Submitted by Christina Pretorius, Director, Norton Rose Fulbright South Africa Inc
Further regulations regarding the implementation of South Africa’s COVID-19 lockdown were released on the evening of 25 March, just over a day before the lockdown takes effect at 24:59 on 26 March. The lockdown applies to everyone within the borders of South Africa, and seeks to slow the spread of the COVID-19 virus.
The new regulations require every person to confine themselves to their place of residence unless strictly for the purpose of:
- performing an essential service,
- obtaining essential goods or services,
- collecting a social grant, or seeking emergency, life-saving, or chronic medical attention.
A long list of essential goods and services is included as Annexure B to the regulations, and includes the production, transport and sale of food, cleaning products, medical supplies, pharmaceuticals, airtime & electricity, and other essential items, as well as financial services like banking and insurance.
The head of an institution must determine what essential services must be performed by that institution in order to remain operational (even if on a remote basis), and the essential staff who will perform these services.
The identified staff will be permitted to carry out the identified functions, although they must, at all times, carry a permit issued by the head of the institution.

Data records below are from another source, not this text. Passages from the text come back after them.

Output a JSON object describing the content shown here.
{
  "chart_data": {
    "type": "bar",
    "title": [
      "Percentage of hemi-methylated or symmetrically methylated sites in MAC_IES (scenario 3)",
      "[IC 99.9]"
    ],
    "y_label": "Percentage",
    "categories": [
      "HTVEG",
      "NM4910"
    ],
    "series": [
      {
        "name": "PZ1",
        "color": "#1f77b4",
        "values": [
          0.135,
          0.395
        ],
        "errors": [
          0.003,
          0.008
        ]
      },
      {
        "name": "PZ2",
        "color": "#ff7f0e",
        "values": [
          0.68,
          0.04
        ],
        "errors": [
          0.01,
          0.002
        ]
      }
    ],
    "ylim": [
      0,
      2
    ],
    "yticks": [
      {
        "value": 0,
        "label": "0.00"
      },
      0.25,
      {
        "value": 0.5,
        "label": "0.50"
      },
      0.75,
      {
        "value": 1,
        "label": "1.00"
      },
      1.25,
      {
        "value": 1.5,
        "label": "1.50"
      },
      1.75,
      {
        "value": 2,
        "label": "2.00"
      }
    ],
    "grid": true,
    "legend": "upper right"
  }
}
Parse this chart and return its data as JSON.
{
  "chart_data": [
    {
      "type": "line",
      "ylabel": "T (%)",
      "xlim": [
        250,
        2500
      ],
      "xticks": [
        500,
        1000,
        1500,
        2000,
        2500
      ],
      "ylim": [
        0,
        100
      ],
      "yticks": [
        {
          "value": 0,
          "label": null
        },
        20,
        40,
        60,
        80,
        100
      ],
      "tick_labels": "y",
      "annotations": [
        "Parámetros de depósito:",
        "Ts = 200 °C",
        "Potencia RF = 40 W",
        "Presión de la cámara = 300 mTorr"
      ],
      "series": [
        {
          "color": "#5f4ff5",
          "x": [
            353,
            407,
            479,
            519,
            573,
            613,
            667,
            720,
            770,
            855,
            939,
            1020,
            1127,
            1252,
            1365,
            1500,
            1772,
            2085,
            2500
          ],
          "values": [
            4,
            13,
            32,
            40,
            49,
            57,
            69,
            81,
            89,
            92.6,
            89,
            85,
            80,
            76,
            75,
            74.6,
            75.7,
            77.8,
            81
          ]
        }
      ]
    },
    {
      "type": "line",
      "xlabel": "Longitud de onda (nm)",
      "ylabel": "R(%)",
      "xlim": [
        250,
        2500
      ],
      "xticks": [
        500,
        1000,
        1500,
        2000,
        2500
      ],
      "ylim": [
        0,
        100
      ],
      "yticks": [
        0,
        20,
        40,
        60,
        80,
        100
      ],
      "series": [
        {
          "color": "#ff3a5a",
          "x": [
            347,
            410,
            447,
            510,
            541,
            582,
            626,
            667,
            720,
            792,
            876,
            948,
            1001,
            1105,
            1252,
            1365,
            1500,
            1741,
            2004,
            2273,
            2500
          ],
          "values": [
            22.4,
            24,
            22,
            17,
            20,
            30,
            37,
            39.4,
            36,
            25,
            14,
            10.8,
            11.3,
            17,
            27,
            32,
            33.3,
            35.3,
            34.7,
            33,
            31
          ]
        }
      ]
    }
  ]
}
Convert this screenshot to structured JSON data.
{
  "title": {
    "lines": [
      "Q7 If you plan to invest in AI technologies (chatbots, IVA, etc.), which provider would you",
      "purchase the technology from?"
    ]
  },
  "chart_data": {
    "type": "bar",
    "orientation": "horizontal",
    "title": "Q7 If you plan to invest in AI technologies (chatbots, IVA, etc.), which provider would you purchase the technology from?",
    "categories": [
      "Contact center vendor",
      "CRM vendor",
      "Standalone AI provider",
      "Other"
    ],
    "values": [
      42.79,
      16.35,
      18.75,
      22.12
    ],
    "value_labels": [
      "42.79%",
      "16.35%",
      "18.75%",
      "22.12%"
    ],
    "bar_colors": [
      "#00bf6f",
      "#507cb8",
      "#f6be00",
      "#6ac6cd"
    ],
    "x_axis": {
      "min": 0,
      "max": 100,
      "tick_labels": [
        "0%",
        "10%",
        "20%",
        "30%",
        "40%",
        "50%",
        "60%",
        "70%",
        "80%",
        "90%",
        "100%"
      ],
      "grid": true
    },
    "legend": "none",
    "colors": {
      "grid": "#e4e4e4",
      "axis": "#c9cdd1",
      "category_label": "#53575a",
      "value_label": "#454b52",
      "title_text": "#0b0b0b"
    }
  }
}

The general form that this permit must take is Annexure C to the regulations. It is essentially a document that sets out the full names and contact details of the head of the institution issuing the permit, as well as the full names and identity number of the person to whom the permit is issued and it must be produced with identification on request.
Businesses must ensure that any of their personnel carrying out essential services are issued with a permit in terms of the regulation, before the lockdown begins.